Consider the following data from the recently approved Humboldt County Comprehensive Economic Development Strategy (an update of the 2018 plan, minus the catchy title, “Prosperity 2018!”):
• the shift to legal, regulated marijuana has significantly eroded the economic viability of what was previously the highest-producing region in the country
• our population is in decline, more than half attributed to out-migration
• housing costs are rising, with median monthly housing expenses increasing by nearly 27 percent in just five years
• wages are often not competitive with the rest of the state
For Matthew Schmit, long-time owner of The Tofu Shop, the statistics that matter most to small business are cost of production – labor, supplies and transportation. They've all been rising since the Covid pandemic and won't be going down any time soon, it seems. Schmit hoped to sell the business to a couple employees – who weren't able to secure financing. Now he hopes to sell the building he owns in the West End Road-area, and retire.
Controlling Cost of Goods Sold – including sourcing cheaper local ingredients rather than importing them, and automating to save on labor – was a focal point of the June Economic Resiliency Summit hosted by the North Coast Small Business Development Center (SBDC) in its new digs in Arcata. Adam Dick and Dustin Taylor of Dick Taylor Chocolates detailed the struggles of finding affordable cacao beans (prices have skyrocketed from $6,500 a ton to $18,000 in two years) and maintaining reasonable prices of their gourmet chocolate.
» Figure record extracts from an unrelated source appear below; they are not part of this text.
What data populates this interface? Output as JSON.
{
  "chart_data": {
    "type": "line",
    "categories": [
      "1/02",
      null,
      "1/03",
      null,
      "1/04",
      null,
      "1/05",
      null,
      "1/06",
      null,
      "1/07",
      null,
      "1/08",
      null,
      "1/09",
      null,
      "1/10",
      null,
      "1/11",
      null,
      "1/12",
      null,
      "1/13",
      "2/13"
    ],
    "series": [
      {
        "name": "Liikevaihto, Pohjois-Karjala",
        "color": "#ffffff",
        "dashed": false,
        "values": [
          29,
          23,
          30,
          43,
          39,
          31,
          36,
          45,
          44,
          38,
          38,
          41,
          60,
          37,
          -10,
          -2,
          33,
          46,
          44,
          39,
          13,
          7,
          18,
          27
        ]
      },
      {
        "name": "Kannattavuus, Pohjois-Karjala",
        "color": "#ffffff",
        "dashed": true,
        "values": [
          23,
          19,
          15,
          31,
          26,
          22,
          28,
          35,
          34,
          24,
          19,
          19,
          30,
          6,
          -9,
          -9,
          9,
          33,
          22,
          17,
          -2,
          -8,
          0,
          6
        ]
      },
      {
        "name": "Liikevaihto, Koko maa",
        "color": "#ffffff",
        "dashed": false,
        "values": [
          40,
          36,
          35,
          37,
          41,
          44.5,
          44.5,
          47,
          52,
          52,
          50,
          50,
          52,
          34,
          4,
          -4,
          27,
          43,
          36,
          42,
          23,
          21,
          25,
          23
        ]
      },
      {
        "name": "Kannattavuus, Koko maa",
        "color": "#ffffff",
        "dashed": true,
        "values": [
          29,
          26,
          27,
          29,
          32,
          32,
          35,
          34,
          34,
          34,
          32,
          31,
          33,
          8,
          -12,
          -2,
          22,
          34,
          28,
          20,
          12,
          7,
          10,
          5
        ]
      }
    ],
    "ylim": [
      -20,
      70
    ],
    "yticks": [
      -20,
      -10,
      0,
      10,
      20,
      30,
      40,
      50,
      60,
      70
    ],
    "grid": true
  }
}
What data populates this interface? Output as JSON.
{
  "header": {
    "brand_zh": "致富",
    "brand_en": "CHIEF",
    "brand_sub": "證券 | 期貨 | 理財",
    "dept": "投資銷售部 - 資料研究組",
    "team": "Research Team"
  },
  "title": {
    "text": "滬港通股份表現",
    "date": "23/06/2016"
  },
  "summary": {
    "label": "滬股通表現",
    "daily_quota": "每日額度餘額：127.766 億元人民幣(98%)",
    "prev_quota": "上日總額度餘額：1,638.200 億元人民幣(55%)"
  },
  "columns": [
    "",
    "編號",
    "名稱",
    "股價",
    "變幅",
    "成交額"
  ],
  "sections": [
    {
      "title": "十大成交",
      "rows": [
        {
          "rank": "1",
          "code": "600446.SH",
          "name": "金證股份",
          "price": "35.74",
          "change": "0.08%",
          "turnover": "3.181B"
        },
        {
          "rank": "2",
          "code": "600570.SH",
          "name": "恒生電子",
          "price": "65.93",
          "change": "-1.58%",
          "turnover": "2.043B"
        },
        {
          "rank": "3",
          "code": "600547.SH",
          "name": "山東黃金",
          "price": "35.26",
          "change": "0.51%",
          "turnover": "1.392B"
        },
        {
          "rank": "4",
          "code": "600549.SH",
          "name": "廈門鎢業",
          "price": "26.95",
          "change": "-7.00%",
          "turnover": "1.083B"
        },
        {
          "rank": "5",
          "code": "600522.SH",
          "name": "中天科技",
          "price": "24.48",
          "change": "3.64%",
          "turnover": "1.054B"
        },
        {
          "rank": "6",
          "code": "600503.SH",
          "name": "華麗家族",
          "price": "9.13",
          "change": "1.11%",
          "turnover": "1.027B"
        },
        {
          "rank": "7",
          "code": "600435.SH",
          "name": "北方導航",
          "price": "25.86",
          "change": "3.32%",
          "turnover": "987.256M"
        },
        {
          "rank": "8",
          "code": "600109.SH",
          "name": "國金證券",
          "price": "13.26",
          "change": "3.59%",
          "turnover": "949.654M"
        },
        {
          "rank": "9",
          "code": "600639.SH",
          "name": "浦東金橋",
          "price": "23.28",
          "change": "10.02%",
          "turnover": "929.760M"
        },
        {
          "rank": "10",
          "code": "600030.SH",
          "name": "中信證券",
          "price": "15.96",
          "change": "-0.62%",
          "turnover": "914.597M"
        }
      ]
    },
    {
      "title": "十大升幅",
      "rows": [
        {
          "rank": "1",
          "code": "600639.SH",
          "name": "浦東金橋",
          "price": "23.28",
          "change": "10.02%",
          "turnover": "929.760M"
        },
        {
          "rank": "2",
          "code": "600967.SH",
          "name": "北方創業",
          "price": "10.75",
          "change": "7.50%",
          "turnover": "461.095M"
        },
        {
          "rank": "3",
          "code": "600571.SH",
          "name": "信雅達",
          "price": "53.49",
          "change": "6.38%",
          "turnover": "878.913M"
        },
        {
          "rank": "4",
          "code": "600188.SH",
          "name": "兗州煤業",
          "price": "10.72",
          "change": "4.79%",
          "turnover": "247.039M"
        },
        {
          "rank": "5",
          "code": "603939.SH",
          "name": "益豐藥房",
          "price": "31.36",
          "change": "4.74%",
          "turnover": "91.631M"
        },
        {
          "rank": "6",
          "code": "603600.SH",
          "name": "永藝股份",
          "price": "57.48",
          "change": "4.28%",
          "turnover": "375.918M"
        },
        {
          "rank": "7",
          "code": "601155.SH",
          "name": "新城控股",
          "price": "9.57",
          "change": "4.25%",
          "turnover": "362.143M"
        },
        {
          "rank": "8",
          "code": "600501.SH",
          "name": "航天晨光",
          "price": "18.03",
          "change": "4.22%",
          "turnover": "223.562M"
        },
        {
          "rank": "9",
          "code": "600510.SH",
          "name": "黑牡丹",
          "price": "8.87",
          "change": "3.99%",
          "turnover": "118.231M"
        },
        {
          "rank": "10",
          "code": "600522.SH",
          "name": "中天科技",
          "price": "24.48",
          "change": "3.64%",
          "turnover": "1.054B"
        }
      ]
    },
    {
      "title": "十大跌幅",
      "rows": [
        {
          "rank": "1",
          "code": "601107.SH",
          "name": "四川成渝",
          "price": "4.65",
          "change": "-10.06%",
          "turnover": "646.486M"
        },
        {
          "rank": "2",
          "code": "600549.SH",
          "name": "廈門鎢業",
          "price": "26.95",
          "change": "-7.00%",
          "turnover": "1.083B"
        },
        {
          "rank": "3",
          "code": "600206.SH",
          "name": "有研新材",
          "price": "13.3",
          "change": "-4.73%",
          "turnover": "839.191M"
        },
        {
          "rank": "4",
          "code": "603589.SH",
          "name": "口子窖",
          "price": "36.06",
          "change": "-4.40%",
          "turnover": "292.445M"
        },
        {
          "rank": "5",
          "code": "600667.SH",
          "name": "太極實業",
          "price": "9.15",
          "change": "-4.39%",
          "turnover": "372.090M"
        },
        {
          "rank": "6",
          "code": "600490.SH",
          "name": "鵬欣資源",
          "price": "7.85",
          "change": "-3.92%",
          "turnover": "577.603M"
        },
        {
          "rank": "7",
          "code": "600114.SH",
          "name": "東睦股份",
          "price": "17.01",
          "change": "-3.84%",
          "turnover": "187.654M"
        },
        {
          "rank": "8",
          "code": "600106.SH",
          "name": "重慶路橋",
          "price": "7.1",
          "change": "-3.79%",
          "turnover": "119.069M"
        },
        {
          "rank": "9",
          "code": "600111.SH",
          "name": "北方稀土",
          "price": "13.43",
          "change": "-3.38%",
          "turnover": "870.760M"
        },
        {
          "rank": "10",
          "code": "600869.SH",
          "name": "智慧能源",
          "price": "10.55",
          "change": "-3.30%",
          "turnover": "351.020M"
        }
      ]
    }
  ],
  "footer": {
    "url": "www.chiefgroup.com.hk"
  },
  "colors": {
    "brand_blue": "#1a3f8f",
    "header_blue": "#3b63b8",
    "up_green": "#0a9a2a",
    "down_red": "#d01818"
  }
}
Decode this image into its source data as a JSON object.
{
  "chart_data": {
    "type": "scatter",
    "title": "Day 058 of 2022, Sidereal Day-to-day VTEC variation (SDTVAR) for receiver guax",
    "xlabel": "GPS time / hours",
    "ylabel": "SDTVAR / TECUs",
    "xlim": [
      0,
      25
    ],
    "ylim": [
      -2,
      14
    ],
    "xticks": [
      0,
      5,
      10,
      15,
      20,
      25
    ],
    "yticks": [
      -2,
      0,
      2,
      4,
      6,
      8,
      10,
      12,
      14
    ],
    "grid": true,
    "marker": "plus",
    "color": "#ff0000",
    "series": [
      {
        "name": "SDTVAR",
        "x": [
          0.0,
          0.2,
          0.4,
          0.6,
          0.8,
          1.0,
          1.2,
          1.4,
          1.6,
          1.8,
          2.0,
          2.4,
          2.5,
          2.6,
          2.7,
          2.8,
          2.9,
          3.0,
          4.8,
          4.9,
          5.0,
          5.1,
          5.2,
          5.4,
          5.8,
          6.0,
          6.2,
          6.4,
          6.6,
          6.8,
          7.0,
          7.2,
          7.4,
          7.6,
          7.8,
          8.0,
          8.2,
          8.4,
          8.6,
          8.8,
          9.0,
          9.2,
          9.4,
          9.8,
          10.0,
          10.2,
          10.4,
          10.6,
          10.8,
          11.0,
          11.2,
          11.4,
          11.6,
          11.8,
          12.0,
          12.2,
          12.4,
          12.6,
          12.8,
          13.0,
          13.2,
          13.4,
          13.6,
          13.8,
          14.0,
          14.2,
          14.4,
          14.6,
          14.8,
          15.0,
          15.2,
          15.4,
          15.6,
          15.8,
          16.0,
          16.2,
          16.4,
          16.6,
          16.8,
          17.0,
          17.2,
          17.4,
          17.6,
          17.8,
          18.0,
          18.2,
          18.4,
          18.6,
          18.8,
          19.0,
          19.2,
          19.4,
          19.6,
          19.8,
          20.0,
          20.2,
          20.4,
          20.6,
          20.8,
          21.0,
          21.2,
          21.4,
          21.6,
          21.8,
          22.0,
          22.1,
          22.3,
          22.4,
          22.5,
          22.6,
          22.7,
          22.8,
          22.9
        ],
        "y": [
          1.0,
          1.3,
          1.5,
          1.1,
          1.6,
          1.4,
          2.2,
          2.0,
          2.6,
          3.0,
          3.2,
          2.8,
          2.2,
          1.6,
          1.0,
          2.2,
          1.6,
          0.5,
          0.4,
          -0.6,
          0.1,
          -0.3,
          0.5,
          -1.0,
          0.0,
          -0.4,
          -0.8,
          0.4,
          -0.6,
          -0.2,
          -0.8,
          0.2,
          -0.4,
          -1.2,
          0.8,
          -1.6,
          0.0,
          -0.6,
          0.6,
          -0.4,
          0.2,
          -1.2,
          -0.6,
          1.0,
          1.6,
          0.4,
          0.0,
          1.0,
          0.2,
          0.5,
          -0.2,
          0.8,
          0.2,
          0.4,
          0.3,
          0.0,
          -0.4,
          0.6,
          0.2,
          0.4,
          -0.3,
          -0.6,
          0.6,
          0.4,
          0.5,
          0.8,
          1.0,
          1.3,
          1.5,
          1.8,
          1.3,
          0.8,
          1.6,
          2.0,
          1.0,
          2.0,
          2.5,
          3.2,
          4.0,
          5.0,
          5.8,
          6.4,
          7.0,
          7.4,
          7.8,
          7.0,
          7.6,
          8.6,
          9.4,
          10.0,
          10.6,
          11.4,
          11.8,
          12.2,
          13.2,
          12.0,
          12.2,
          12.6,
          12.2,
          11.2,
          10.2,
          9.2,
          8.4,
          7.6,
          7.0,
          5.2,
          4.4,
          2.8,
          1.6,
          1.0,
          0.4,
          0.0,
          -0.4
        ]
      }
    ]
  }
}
“My lens is ecological/biological,” says Wil Franklin, who taught college biology before becoming the local SBDC director. “This economic system obeys the same natural/universal rules that apply to all living systems.”
That means a local economy is “resilient” when it can quickly recover from upheaval or resist upheaval in the first place, Franklin says. Survival has a better chance when the economy is diverse, decentralized, interconnected to other local nodes and can tap more resources and reserves. Two of these conditions are also mentioned in the county's newly updated economic development plan: diversity and collaboration.
The choice may come down to getting back to normal or developing a new normal. One version of back to normal is finding a new extractive enterprise to save us. Humboldt had the Gold Rush in its first globalized economic model. When that went south, survivors turned to timber – with those who had provided the daily needs of miners finding new customers in loggers. When logging dried up, the region turned to what these economic planning documents call “alternative agriculture” – weed. That boom went bust with legalization, permitting and taxes.
Back to normal heralds offshore wind projects which could bring in lots of out-of-town investment and create thousands of jobs in engineering, construction, operations and maintenance. Tourism, an old-normal favorite, is also championed in the economic development strategy. The more out-of-towners who pass through, the more money flows into the coffers of local businesses. Ironically, the supervisors voted to stop funding the Humboldt County Visitors Bureau in April.
The new normal would require a paradigm shift, Franklin said, drawn from times past where humans survived without dollars. “We don't have to have an economic system based on growth. There are people in Humboldt that want to live more in the tribal narrative.”
A resilience based on local self-reliance would slow the hunt for outside money and focus on how locals can support each other in surviving and thriving. This approach has been pushed in the five-year-old Choose Humboldt campaign, a co-sponsor of the Economic Resilience Summit.
“I'm an anti-capitalist, but I'm also a small business owner,” Franklin says. “Small business owners need to create more immediate and local connections with suppliers, employees and customers.”